If pollen is not shared by different varieties of the same plant species, an open pollinated seed will be true to type and will produce another generation of plants that are like the parental plant. Open pollination seeds require strict management of each years crop. Weaklings need to be weeded out and plants that show improved disease resistance and vigor should be chosen. While this takes diligence, in the long term it is worth it if you can find these types of seeds.
Avoid Plants That Are Highly Inbred
While GMO plants are the worst, there are some hybrid plants that are created using 2 genetically distinct highly inbred parents that can provide plants and seeds that are somewhat funky and have a low germination rate. These plants are also more prone to disease and typically will not grow true to their type.
Additionally, the next generation of these plants that are grown from inbred seeds will typically have some surprising traits, some that are not desirable. This is the reason that many hybrid seed growers will need to buy seeds again each season.
Hybrid seeds became popular during the 1950s because of their uniformity. However, they led to large fields of monocultures that were only commercially viable. This was not a boon to sustainability. Open pollination seeds have a ton of diversity and variability because seeds are produced by pollen that flows freely between genetically similar parental plants. This is just one more reason that organic farmers are angered by GMOs. GMOs do not allow you to control open pollination and they also mess with nature when it comes to giving us plants that are healthy, and naturally resistant to disease.

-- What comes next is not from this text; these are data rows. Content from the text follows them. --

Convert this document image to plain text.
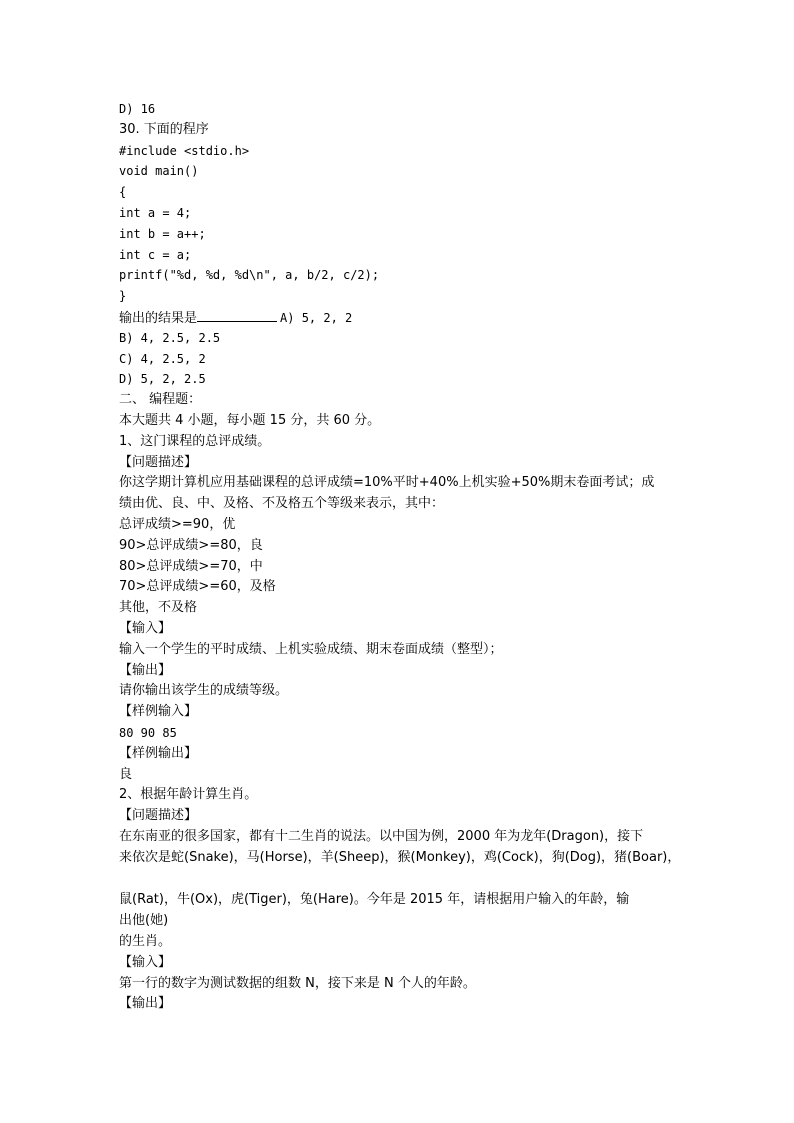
D) 16
30. 下面的程序
#include <stdio.h>
void main()
{
int a = 4;
int b = a++;
int c = a;
printf("%d, %d, %d\n", a, b/2, c/2);
}
输出的结果是	A) 5, 2, 2
B) 4, 2.5, 2.5
C) 4, 2.5, 2
D) 5, 2, 2.5
二、 编程题：
本大题共 4 小题，每小题 15 分，共 60 分。
1、这门课程的总评成绩。
【问题描述】
你这学期计算机应用基础课程的总评成绩=10%平时+40%上机实验+50%期末卷面考试；成
绩由优、良、中、及格、不及格五个等级来表示，其中：
总评成绩>=90，优
90>总评成绩>=80，良
80>总评成绩>=70，中
70>总评成绩>=60，及格
其他，不及格
【输入】
输入一个学生的平时成绩、上机实验成绩、期末卷面成绩（整型）；
【输出】
请你输出该学生的成绩等级。
【样例输入】
80 90 85
【样例输出】
良
2、根据年龄计算生肖。
【问题描述】
在东南亚的很多国家，都有十二生肖的说法。以中国为例，2000 年为龙年(Dragon)，接下
来依次是蛇(Snake)，马(Horse)，羊(Sheep)，猴(Monkey)，鸡(Cock)，狗(Dog)，猪(Boar)，
鼠(Rat)，牛(Ox)，虎(Tiger)，兔(Hare)。今年是 2015 年，请根据用户输入的年龄，输
出他(她)
的生肖。
【输入】
第一行的数字为测试数据的组数 N，接下来是 N 个人的年龄。
【输出】
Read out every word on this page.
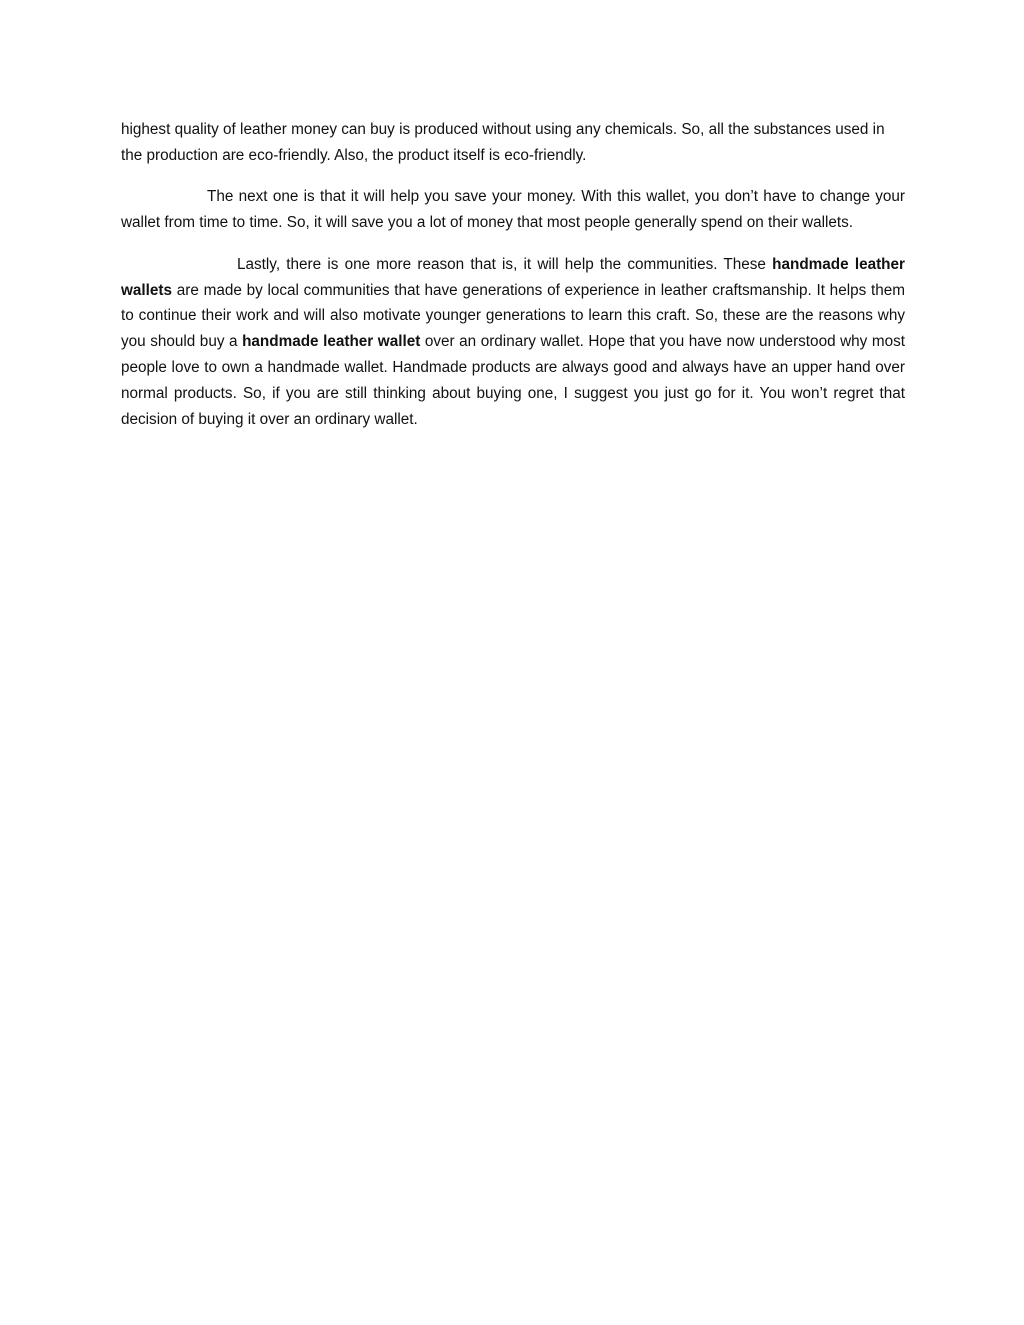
highest quality of leather money can buy is produced without using any chemicals. So, all the substances used in the production are eco-friendly. Also, the product itself is eco-friendly.

The next one is that it will help you save your money. With this wallet, you don’t have to change your wallet from time to time. So, it will save you a lot of money that most people generally spend on their wallets.

Lastly, there is one more reason that is, it will help the communities. These handmade leather wallets are made by local communities that have generations of experience in leather craftsmanship. It helps them to continue their work and will also motivate younger generations to learn this craft. So, these are the reasons why you should buy a handmade leather wallet over an ordinary wallet. Hope that you have now understood why most people love to own a handmade wallet. Handmade products are always good and always have an upper hand over normal products. So, if you are still thinking about buying one, I suggest you just go for it. You won’t regret that decision of buying it over an ordinary wallet.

Many people think that when they are buying heirloom seeds they are purchasing organic seeds that are older versions of plants. Unfortunately, many heirloom seeds today are sold without a quality guarantee.
For example, many people do not know that heirloom seeds are open pollinated. A definition of heirloom seeds states that these seeds are at least 50 or 100 years old and have survived outside of the commercial seed market for this time by being passed down within a single family or community.
While this is a great heritage that can be shared, it is important to note that there are some heirloom seeds that are better than others. Heirloom seeds are extremely important for agricultural success. These seeds have genetic diversity. However, if not properly taken care of heirloom strains can become a simple glimmer of the genetic origin.
Many master gardeners have nonetheless passed down their generational knowledge to help preserve and revive heirloom varieties.
When it comes to choosing organic seeds, the most important thing to remember is that you should trust your seller. Make sure that you are asking questions about all of the types of organic seeds that they have available. Finding a good quality organic seed is becoming a bit more difficult as many people simply purchase the commercial seeds that they can find at any store.
If you have found a good source for organic seeds, make sure that you share the seller with your friends and your family. Once people start gardening more and more with these organic seeds, there can really be an underground resistance to the influence of the biotech industry.